I prefer to always have my primary ID keys as integers for joins. That said, there are a bunch of ways to help make your site snappy.
You could index the account_url column so look ups are more efficient.
Or you could cookie the users ID and use that value instead of querying the database each time. Granted, you would want to do some session tracking so someone can't spoof someone else.
One presumes the user will be in control of the name of the subdomain, so embedding the user ID into the subdomain name probably wouldn't be effective otherwise it is also an option.
You could keep user ID and user account_url in a separate table and cache that table so you don't hit the database for the vast majority of lookups.
My recommendation would be to keep the primary key the integer, index the account_url and identify a page load target time; say completing all database access and page rendering in under 1.500 seconds. When your site starts to respond over your threshold, then you can analyze your site to see where the actual problems lie and address them then.
In general, leave the database normalized as much as possible. If and when you can provably show (using metrics and actual measurements) that you need to denormalize for performance reasons, then think about doing that.

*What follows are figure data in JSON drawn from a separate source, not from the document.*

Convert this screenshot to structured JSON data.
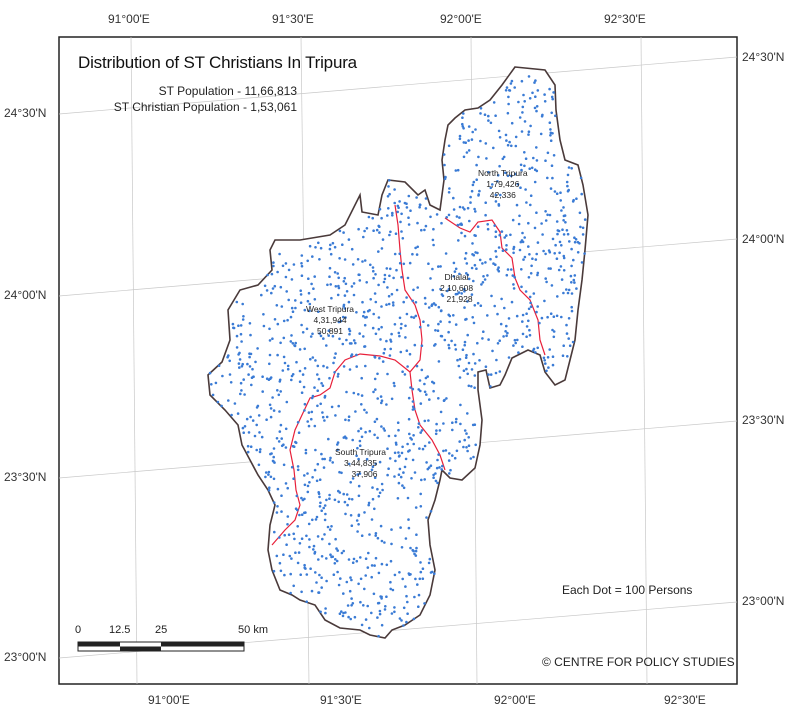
{
  "map": {
    "title": "Distribution of ST Christians In Tripura",
    "st_population": "ST Population - 11,66,813",
    "st_christian_population": "ST Christian Population - 1,53,061",
    "legend": "Each Dot = 100 Persons",
    "credit": "© CENTRE FOR POLICY STUDIES",
    "dot_color": "#3a7bd5",
    "boundary_color": "#4a3a3a",
    "inner_boundary_color": "#e8203a",
    "graticule": {
      "top": [
        "91°00'E",
        "91°30'E",
        "92°00'E",
        "92°30'E"
      ],
      "bottom": [
        "91°00'E",
        "91°30'E",
        "92°00'E",
        "92°30'E"
      ],
      "left": [
        "24°30'N",
        "24°00'N",
        "23°30'N",
        "23°00'N"
      ],
      "right": [
        "24°30'N",
        "24°00'N",
        "23°30'N",
        "23°00'N"
      ]
    },
    "districts": [
      {
        "name": "North Tripura",
        "st_population": "1,79,426",
        "christians": "42,336"
      },
      {
        "name": "Dhalai",
        "st_population": "2,10,608",
        "christians": "21,928"
      },
      {
        "name": "West Tripura",
        "st_population": "4,31,944",
        "christians": "50,891"
      },
      {
        "name": "South Tripura",
        "st_population": "3,44,835",
        "christians": "37,906"
      }
    ],
    "scalebar": {
      "ticks": [
        "0",
        "12.5",
        "25",
        "50"
      ],
      "unit": "km"
    }
  }
}
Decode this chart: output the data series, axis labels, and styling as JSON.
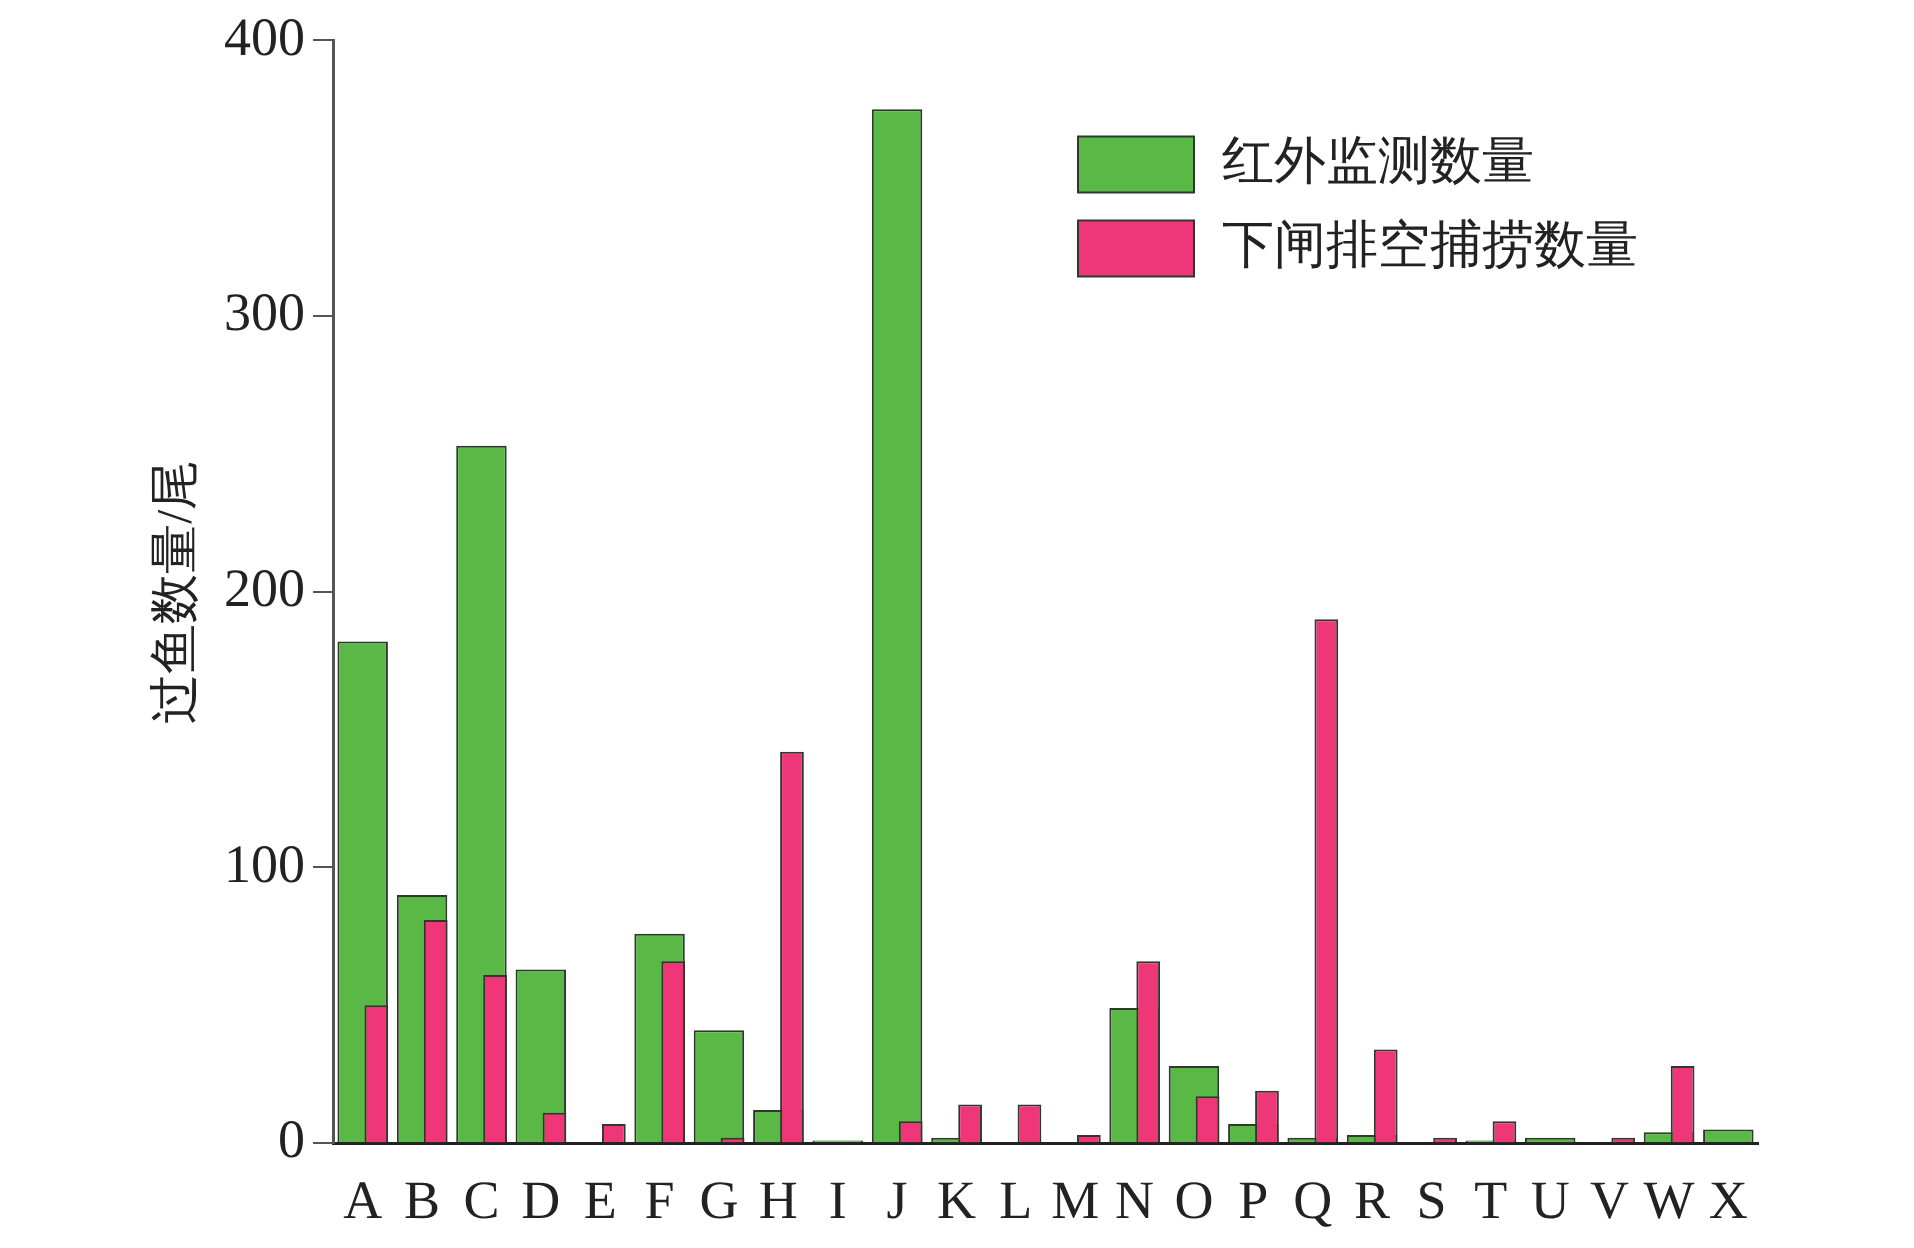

In this case, if you have a m-1 relationship between a domain and a user's account, you can effectively treat the domain as a user ID; you just have to join things in the right way. (and by m-1, I mean a single domain can only be "owned" by 1 user).
The key thing is that you don't need to get the user_id because you can get to it by joining the ACCOUNTS table as needed since it ties the domain to the user_id.
Lastly, to your question about using the domain as the primary key, you can do this, since a domain is required to be "unique", but you have a minimal overhead and much more flexibility by using a surrogate primary key.
You have two totaly separate issues. Mapping Subdomains and pages to a user is the easier of the two. The more difficult issue is "State". You need to create state database (or similar module) to keep track of which user is currently logged in and if they are still logged in when an update is received.
JZ touched on this in his comment. Don't confuse these two issues, they are separate and should betreated as such.